The Indispensable Brassiere and Conservation of the Corset
By Charlotte Lillingston
The Modern Priscilla, December 1917 p.20
For those who have found a corset that is a delight, and dread the possible change which lurks in the beginning of a new season, there is reassuring news that there will be no radical change in figure lines this fall. The low bust, broad diaphragm, and natural hip line are the rule, although it is possible to obtain corsets of medium height if desired. The natural hip line is interpreted as being ten or eleven inches larger than the waist, and the waist while it may appear to be smaller because of the freedom hip measure, is really as large as it has ever been. With the present popularity of gowns having straight lines the careful dresser will pay more than usual attention to the brassiere. The bust must be in the correct position, neither too low nor too high, properly rounded, and safely anchored; it must not push up, when the wearer is sitting down or rest on the top of the corset as on a shelf.

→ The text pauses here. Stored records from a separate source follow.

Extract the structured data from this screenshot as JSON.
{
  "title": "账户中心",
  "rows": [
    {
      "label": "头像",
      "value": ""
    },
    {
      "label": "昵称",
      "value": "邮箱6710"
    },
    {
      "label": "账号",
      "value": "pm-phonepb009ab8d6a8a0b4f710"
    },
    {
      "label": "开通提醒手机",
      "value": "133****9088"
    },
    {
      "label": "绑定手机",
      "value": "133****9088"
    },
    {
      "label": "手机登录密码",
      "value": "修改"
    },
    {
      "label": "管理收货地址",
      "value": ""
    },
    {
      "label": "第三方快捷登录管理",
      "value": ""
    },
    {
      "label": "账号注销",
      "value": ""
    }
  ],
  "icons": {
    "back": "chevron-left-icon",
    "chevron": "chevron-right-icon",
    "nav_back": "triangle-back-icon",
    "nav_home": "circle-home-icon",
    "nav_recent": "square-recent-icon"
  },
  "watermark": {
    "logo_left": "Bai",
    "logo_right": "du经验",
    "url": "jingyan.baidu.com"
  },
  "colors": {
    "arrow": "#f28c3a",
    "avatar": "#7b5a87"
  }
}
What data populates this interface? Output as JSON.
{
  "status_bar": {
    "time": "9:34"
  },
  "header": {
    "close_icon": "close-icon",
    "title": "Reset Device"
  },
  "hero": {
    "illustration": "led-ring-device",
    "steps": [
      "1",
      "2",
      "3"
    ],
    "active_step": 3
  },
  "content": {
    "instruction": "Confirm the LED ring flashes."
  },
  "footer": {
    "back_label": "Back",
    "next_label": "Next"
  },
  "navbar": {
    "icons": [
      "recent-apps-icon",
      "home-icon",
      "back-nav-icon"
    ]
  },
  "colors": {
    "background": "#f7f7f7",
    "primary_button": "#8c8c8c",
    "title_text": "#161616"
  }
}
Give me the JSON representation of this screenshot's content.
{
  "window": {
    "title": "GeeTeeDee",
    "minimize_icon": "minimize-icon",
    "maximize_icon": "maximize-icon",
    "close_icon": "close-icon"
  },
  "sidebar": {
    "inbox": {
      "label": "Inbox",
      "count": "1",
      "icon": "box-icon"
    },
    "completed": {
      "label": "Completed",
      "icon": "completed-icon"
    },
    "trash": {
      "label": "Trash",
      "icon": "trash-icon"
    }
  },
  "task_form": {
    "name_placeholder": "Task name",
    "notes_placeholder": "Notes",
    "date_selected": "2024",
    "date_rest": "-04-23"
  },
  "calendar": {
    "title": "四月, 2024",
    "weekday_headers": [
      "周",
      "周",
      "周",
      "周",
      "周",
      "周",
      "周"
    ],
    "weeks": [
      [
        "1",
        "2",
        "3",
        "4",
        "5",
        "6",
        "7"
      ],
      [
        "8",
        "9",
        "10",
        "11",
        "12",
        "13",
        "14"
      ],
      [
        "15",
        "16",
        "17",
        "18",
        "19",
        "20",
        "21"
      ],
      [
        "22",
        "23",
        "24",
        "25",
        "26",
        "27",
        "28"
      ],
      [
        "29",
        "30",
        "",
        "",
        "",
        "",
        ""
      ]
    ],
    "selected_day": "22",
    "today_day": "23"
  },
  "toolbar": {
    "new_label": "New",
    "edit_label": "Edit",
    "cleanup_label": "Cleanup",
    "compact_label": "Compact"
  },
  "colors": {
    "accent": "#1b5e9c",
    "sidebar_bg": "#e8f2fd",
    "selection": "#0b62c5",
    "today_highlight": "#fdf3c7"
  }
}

The selection of a suitable brassiere is as essential as choosing a proper corset. This useful garment is an indispensable adjunct to every woman’s wardrobe, and is not primarily a bust confiner or bust reducer, but is designed to preserve natural lines and impart stability of form in every position assumed by the wearer.
Perhaps the most difficult figure is the one with comparatively small hips and a large pendulous bust; this type is not confined to any particular age as might be imagined; both young and middle-aged women have the same problem to face. The relation between the bust and other proportions of the figure indicate what is required to bring all into graceful lines. First the corset must fit the hips perfectly. The bust must be low and full, not only full at a little place in front, but all around, and the back must be slightly higher than the front. Under this should be worn a bandeau, closing at the back with buttons or hooks and eyes.
Types to Suit All Figures
The most effective bandeau has an elastic insert either of bands or a section of elastic webbing, covered with shirred material like the body of the garment. (See figure below) The latter is the newest development and is considered an improvement, as the elastic is concealed. At the point of closing, the garment is narrow enough to make adjustment easy, but it may, for convenience, be placed on the body in a reversed position, then moved around to the back and the arms slipped through the tape shoulder straps. There are two adaptations of the bandeau that possess distinct features to be considered when buying; for a figure having surplus flesh on the shoulder blades, a model which is high at that point and has a flexible stay to control the flesh will make the back perfectly flat; eliminating entirely the roundness at the shoulder blade caused by flesh being pushed up over the corset. A corset can never be worn height enough to overcome this ugly line.
The bandeau for this type of figure should be worn under the corset, drawing the tape with metal loop out between the clasps and attaching the loop to one of the studs on the lower part of the clasp. This is adjusted firmly when the wearer is standing. The bandeau worn inside holds the bust down where it belongs, at the same time keeping it back from the top of the corset, which sometimes presses against the flesh in a most uncomfortable manner. Over this arrangement, a dainty camisole or corset cover may be worn.
For a large bust that is not pendulous but naturally high, a brassiere crossed in back is most effective and can be worn with a medium high corset, if the corset is full enough to let the bust drop inside, the back-fastened brassiere holding the figure down and rounding it out in shapely lines. This type of brassiere can be worn without camisole or other covering as it is made in very attractive designs of lace and embroidery, and sold within a wide range of prices. For the woman whose bust is shapely and in the right place, there is an infinite variety of brassieres, fastening in front, ranging from nainsook to filmy creations of silk and lace.
Corsets May be Washed
In these days of stress when conservation is a vital issue it would be a mistake to overlook the corset. Its place among the necessities is established, and the rapidly advancing prices make it an object of economic consideration. And underlying principle of corset conservation is the possession of two wearable corsets at the same time. It has been demonstrated beyond question that two corsets bought at the same time wear much longer than two corsets, one of which is worn out before the second one is bought.
The usefulness of a corset can be prolonged appreciably by care; while other garments are laundered and mended frequently, the corset with the average woman remains in the ranks of the “Great unwashed” until the end of its career. A few women send them to professional cleaners, but it is quite possible to launder a corset with splendid results if it is not allowed to become so stained that soap and water are of no avail. Before putting it in water the first time, rip out the stitching at the bottom of every stay, so that when the cloth shrinks the stays won’t push out at the top or bottom. This stitching can be replaced and not taken out again.
Wet the corset thoroughly in warm water, rub plenty of soap all over it and roll it up tightly for an hour, then scrub with a nail brush and dry in the sun if possible. Watch for small breaks and mend them, and occasionally retrim the top.